No Commitment on Interest Rate Path
According to John Williams, president of the Federal Reserve Bank of New York, “The economy is in a very good place,” although he also noted that the Fed is not committed to any particular policy path in the months ahead. His remarks echo the wait-and-see stance the Fed has previously taken, but Fed officials also have said they would consider cutting rates again if there was a “material reassessment” of their current outlook for moderate growth and a strong labor market.
Regulation Best Interest (“Reg BI”) and the Preservation of Choice
Reg BI establishes a “best interest” standard of conduct for broker-dealers and associated persons when they make recommendations to retail customers of any securities transactions or investment strategies involving securities. During a question and answer session, SEC Chairman Jay Clayton stated, “I want to know: Have we preserved choice? Choice in a way that provides investors the choice and protection that they deserve and expect?” The fee-for-service model may be right for some people while a transaction-based model may be right for others.
Implementing the Consolidated Audit Trail (“CAT”)
CAT is coming, so get ready. Despite persistent concerns about data privacy and potential cybersecurity breaches of information, Clayton encouraged broker-dealers to prepare with connectivity testing expected to start in the third quarter of 2020.

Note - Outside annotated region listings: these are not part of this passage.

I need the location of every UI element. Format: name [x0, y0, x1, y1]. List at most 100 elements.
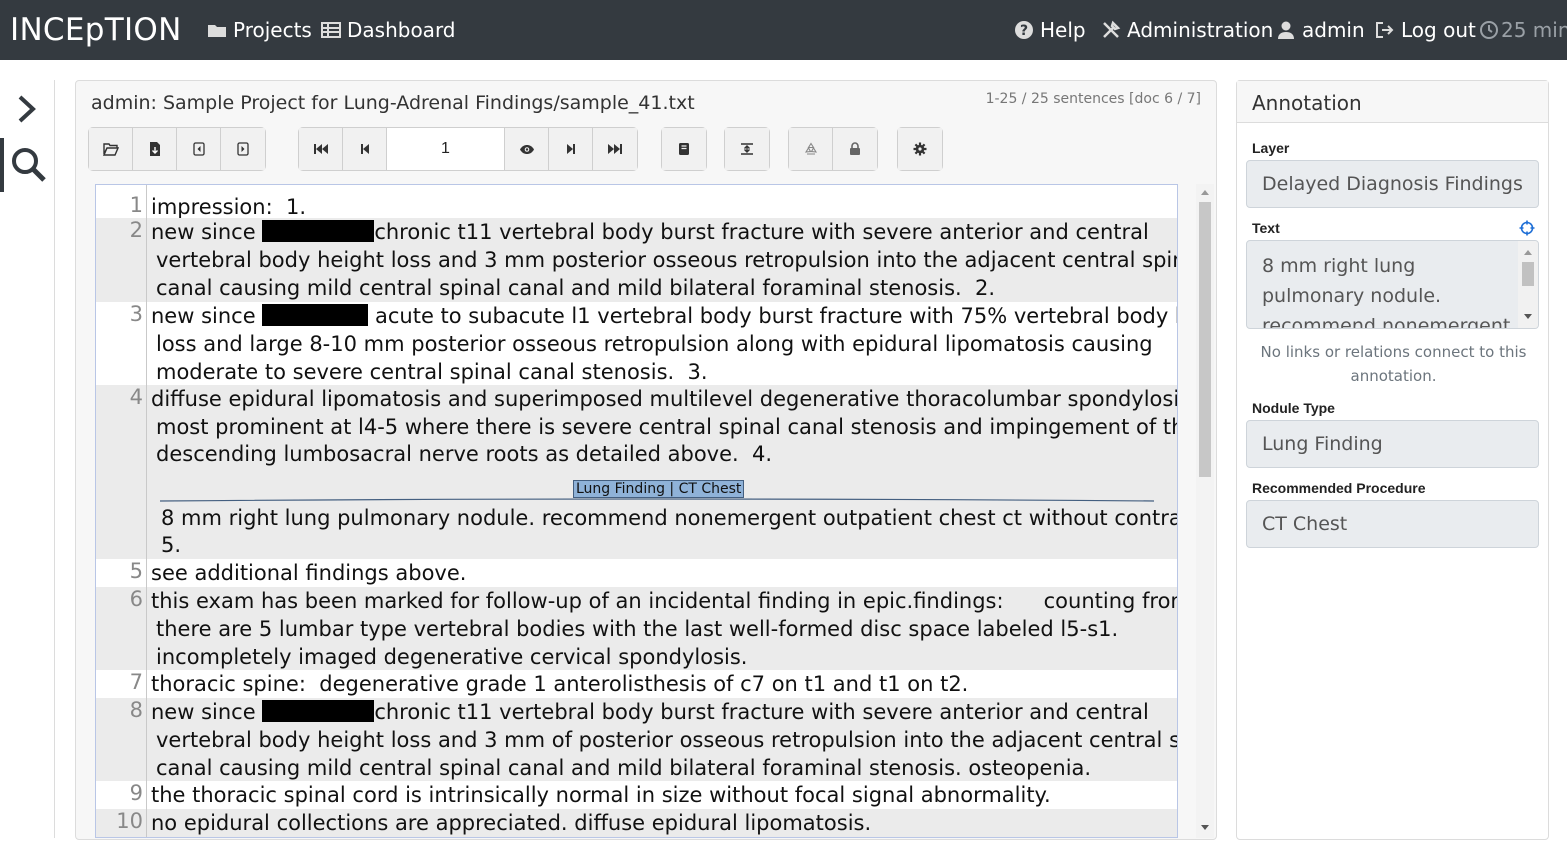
sentence-text[interactable]: canal causing mild central spinal canal … — [156, 274, 1177, 302]
redacted-date — [262, 700, 375, 722]
nav-logout[interactable]: Log out — [1375, 18, 1476, 42]
sentence-text[interactable]: canal causing mild central spinal canal … — [156, 754, 1177, 782]
nodule-type-field[interactable]: Lung Finding — [1246, 420, 1539, 468]
folder-icon — [208, 25, 226, 37]
previous-page-button[interactable] — [343, 128, 387, 170]
nav-user-label: admin — [1302, 18, 1365, 42]
annotation-text-value: 8 mm right lung pulmonary nodule. recomm… — [1262, 255, 1511, 329]
annotation-detail-panel: Annotation Layer Delayed Diagnosis Findi… — [1236, 80, 1549, 840]
page-number-input[interactable]: 1 — [387, 128, 505, 170]
sentence-row: 6 this exam has been marked for follow-u… — [96, 587, 1177, 670]
sentence-text[interactable]: most prominent at l4-5 where there is se… — [156, 413, 1177, 441]
sentence-fragment: new since — [151, 304, 263, 328]
jump-to-page-button[interactable] — [505, 128, 549, 170]
sentence-text[interactable]: vertebral body height loss and 3 mm of p… — [156, 726, 1177, 754]
guidelines-toolbar — [661, 127, 707, 171]
sentence-text[interactable]: loss and large 8-10 mm posterior osseous… — [156, 330, 1177, 358]
layer-field[interactable]: Delayed Diagnosis Findings — [1246, 160, 1539, 208]
sentence-row: 5 see additional findings above. — [96, 559, 1177, 587]
line-wrap-button[interactable] — [725, 128, 769, 170]
text-field-scroll-thumb[interactable] — [1522, 262, 1534, 286]
document-status: 1-25 / 25 sentences [doc 6 / 7] — [985, 91, 1201, 107]
sentence-text[interactable]: descending lumbosacral nerve roots as de… — [156, 440, 1177, 468]
line-number: 3 — [129, 302, 143, 326]
line-number: 2 — [129, 218, 143, 242]
sentence-row: 3 new since acute to subacute l1 vertebr… — [96, 302, 1177, 385]
sentence-text[interactable]: thoracic spine: degenerative grade 1 ant… — [151, 670, 1173, 698]
folder-open-icon — [102, 143, 119, 156]
sentence-text[interactable]: see additional findings above. — [151, 559, 1173, 587]
editor-scrollbar[interactable] — [1196, 184, 1214, 838]
sentence-text[interactable]: the thoracic spinal cord is intrinsicall… — [151, 781, 1173, 809]
sentence-row: 7 thoracic spine: degenerative grade 1 a… — [96, 670, 1177, 698]
crosshairs-icon[interactable] — [1519, 220, 1535, 236]
text-field-scrollbar[interactable] — [1518, 241, 1538, 328]
export-document-button[interactable] — [133, 128, 177, 170]
nav-projects[interactable]: Projects — [207, 18, 312, 42]
sentence-text[interactable]: this exam has been marked for follow-up … — [151, 587, 1177, 615]
expand-sidebar-button[interactable] — [0, 82, 54, 136]
nav-dashboard[interactable]: Dashboard — [321, 18, 456, 42]
sentence-text[interactable]: moderate to severe central spinal canal … — [156, 358, 1177, 386]
search-icon — [12, 148, 46, 182]
scroll-up-arrow-icon[interactable] — [1523, 248, 1533, 256]
navigation-toolbar: 1 — [298, 127, 638, 171]
scroll-down-arrow-icon[interactable] — [1523, 313, 1533, 321]
chevron-right-icon — [18, 95, 36, 123]
nav-administration-label: Administration — [1127, 18, 1274, 42]
caret-square-left-icon — [192, 142, 205, 156]
scroll-up-arrow-icon[interactable] — [1200, 188, 1210, 196]
settings-toolbar — [897, 127, 943, 171]
line-number: 1 — [129, 193, 143, 217]
nav-help[interactable]: ? Help — [1014, 18, 1086, 42]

In response to the flash crash of May 2010, which saw up to $1 trillion in the value of U.S. stocks erased in a matter of minutes, CAT is a single, comprehensive database expected to store an unprecedented amount of sensitive trade data and personally identifiable information (PII). It will house each investor’s name, address, date of birth and Social Security number or Individual Taxpayer Identification number, as well as orders, cancellations, modifications, executions and quotes for the equities and options markets. CAT will take in 58 billion records daily and maintain data for more than 100 million customer accounts and their unique customer information.
CAT also will allow the SEC and SROs the ability to monitor, analyze and investigate trading activities in the equities and options markets on a consolidated basis to better protect investors.
The Burden of Sustainable Investing
Panelists openly discussed objective criteria for what constitutes a sustainable investment and agreed that whatever regimen is used should both allow flexibility and steer clear of overly burdensome rules.
The need for a globalized taxonomy of standards and disclosures is important for sustainable investing to prevent green arbitrage, which could shift resources to areas in which there are less-stringent requirements. Setting policies to expand the investment universe will need to involve linking taxonomies to subsidies, tax breaks and carbon pricing.
The panel further discussed if regulators are able to verify the sustainability of investments and if auditing and credit-rating firms might be needed to help address that gap.
Work on additional rules regarding qualified Opportunity Zone funds continues with the goal of providing greater regulatory clarity to encourage further investment, said Sen. Tim Scott (R-S.C.). In a move toward this goal, a proposed IRS reporting form would gather information about such funds in order to better assess “exactly how well (they) are performing.”
The program Scott said, has driven $60 billion to more than 8,700 distressed communities, with property values increasing about 20% and wage growth as much as 8%, compared with 3% nationwide. The program “allows for a more even spread of investors’ resources” compared to current venture-capital investment allocation, which is primarily focused on New York City, Boston and Silicon Valley.
Government and Corporate Leaders Think Trump’s American First Policy is Good Business
“If (government and corporate leaders) believe Trump is helping us get stronger, it gives investors around the world a sense of safety,” said Mark Mobius, founding partner of Mobius Capital Partners. Many countries also are moving toward unilateral agreements and away from multilateral trade agreements due to the belief that they provide a more equitable measure of treatment to all parties.